Comedian Voices Fear Over Ghetto Culture
The claims were made by one of Birmingham’s most prolific celebrities. Jasper Carrot has called on ethnic minorities to put the city and the country ahead of their community, before it is too late.
The comedian, who was born in Acocks Green and still lives on the outskirts of the city, explained how he could see a distinctive change in the city he grew up in.
“No longer is it a place where all minorities get on, but one where the Trojan Horse schools row is an example of how there has been a cultural shift.”
The 69-year-old said, “Ten years ago we didn’t have racial problems in Birmingham because different communities have always got on.”
“The racial harmony in Birmingham has always been remarkable. I am starting to see that change now, which is very sad.”
“Communities are becoming more enclosed in themselves.”
“Muslims are going into Muslim areas; Hindus into Hindu areas; Sikhs into Sikh areas and Somalians into Somali areas.”
“If we are not careful, the city might start to get ghettoised. That’s the great danger.”
” I believe that this is a thorny issue that must be nipped in the bud.”
“We have to work so hard to prevent that, and have only good relationships in communities,” he said.
“Otherwise, you have the hesitancy of people worrying where they are going, and who they are.”
“The Trojan Horse thing has been around, but has never come to the fore until recently.”

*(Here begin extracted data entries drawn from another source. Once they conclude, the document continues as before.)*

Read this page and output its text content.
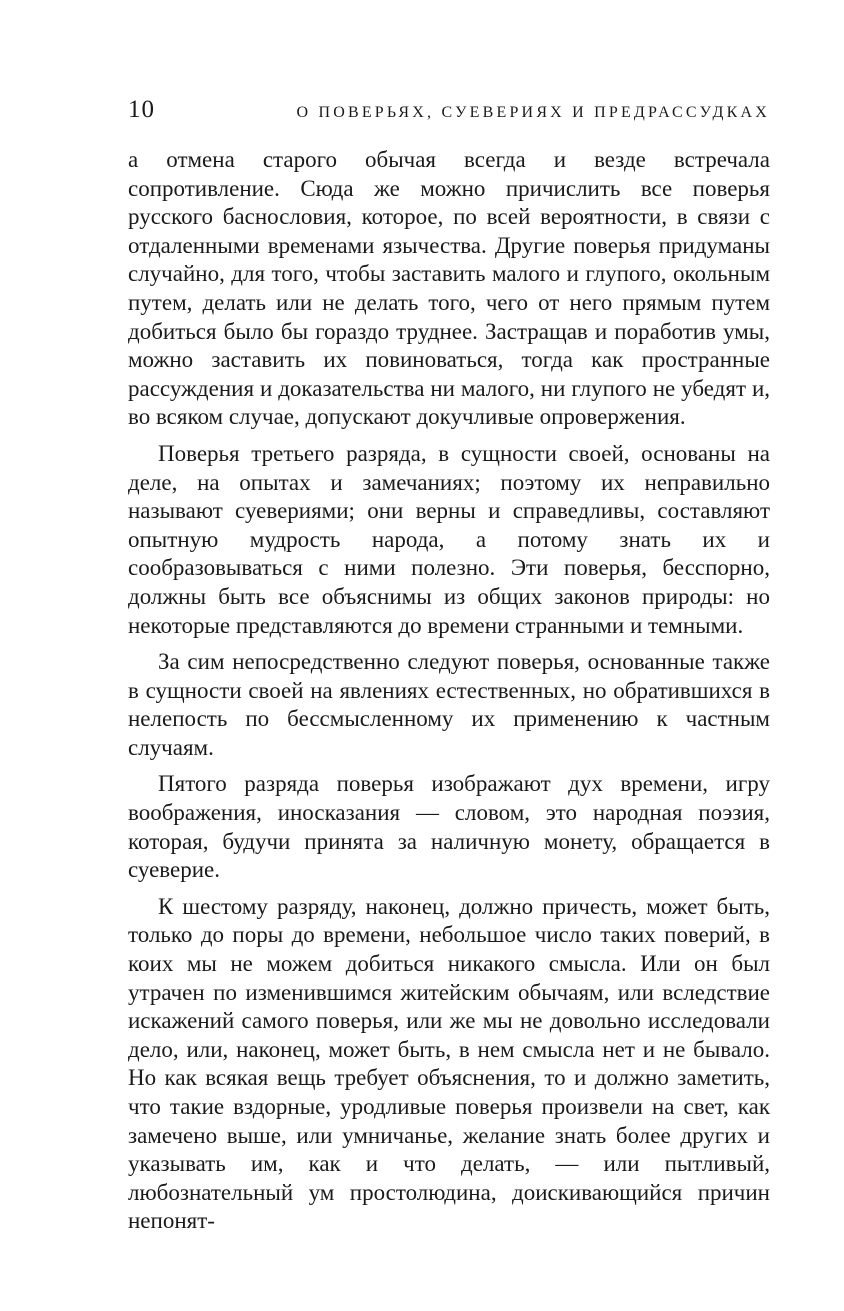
10	О ПОВЕРЬЯХ, СУЕВЕРИЯХ И ПРЕДРАССУДКАХ

а отмена старого обычая всегда и везде встречала сопротивление. Сюда же можно причислить все поверья русского баснословия, которое, по всей вероятности, в связи с отдаленными временами язычества. Другие поверья придуманы случайно, для того, чтобы заставить малого и глупого, окольным путем, делать или не делать того, чего от него прямым путем добиться было бы гораздо труднее. Застращав и поработив умы, можно заставить их повиноваться, тогда как пространные рассуждения и доказательства ни малого, ни глупого не убедят и, во всяком случае, допускают докучливые опровержения.

Поверья третьего разряда, в сущности своей, основаны на деле, на опытах и замечаниях; поэтому их неправильно называют суевериями; они верны и справедливы, составляют опытную мудрость народа, а потому знать их и сообразовываться с ними полезно. Эти поверья, бесспорно, должны быть все объяснимы из общих законов природы: но некоторые представляются до времени странными и темными.

За сим непосредственно следуют поверья, основанные также в сущности своей на явлениях естественных, но обратившихся в нелепость по бессмысленному их применению к частным случаям.

Пятого разряда поверья изображают дух времени, игру воображения, иносказания — словом, это народная поэзия, которая, будучи принята за наличную монету, обращается в суеверие.

К шестому разряду, наконец, должно причесть, может быть, только до поры до времени, небольшое число таких поверий, в коих мы не можем добиться никакого смысла. Или он был утрачен по изменившимся житейским обычаям, или вследствие искажений самого поверья, или же мы не довольно исследовали дело, или, наконец, может быть, в нем смысла нет и не бывало. Но как всякая вещь требует объяснения, то и должно заметить, что такие вздорные, уродливые поверья произвели на свет, как замечено выше, или умничанье, желание знать более других и указывать им, как и что делать, — или пытливый, любознательный ум простолюдина, доискивающийся причин непонят-
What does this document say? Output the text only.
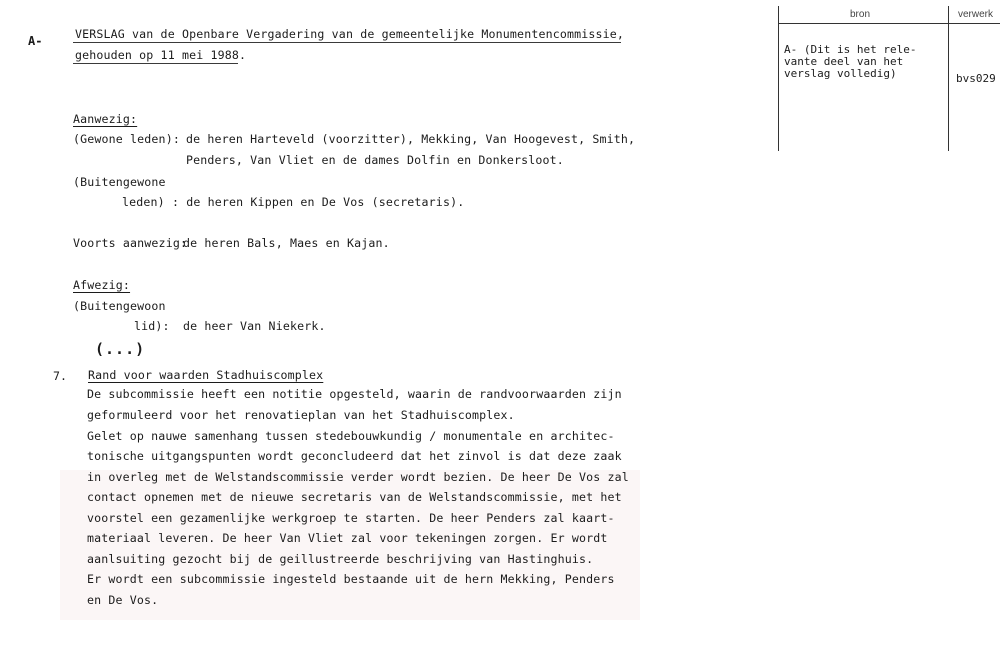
A-	VERSLAG van de Openbare Vergadering van de gemeentelijke Monumentencommissie,
gehouden op 11 mei 1988.
Aanwezig:
(Gewone leden): de heren Harteveld (voorzitter), Mekking, Van Hoogevest, Smith,
Penders, Van Vliet en de dames Dolfin en Donkersloot.
(Buitengewone
leden) : de heren Kippen en De Vos (secretaris).
Voorts aanwezig:
de heren Bals, Maes en Kajan.
Afwezig:
(Buitengewoon
lid): de heer Van Niekerk.
(...)
7. Rand voor waarden Stadhuiscomplex
De subcommissie heeft een notitie opgesteld, waarin de randvoorwaarden zijn
geformuleerd voor het renovatieplan van het Stadhuiscomplex.
Gelet op nauwe samenhang tussen stedebouwkundig / monumentale en architec-
tonische uitgangspunten wordt geconcludeerd dat het zinvol is dat deze zaak
in overleg met de Welstandscommissie verder wordt bezien. De heer De Vos zal
contact opnemen met de nieuwe secretaris van de Welstandscommissie, met het
voorstel een gezamenlijke werkgroep te starten. De heer Penders zal kaart-
materiaal leveren. De heer Van Vliet zal voor tekeningen zorgen. Er wordt
aanlsuiting gezocht bij de geillustreerde beschrijving van Hastinghuis.
Er wordt een subcommissie ingesteld bestaande uit de hern Mekking, Penders
en De Vos.
bron	verwerk
A- (Dit is het rele-
vante deel van het
verslag volledig)	bvs029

“It’s human nature to want to be with your own kind, but 16 to 20-year-olds can be very passionate.”
“If children are taught different values, there will be problems later in life.”
“Your education has to start with the values of the country.”
Recalling how he had his stag do many years ago at the old Padmar restaurant on Broad Street, Jasper said, “Before I was married, I always used to go there if I’d driven back from a gig in Liverpool or somewhere.”
“I used to eat with the staff in the kitchen and learned about the formation of Bangladesh and Pakistan.”
“That was the first time I got involved with the Asian community. It was a privilege.”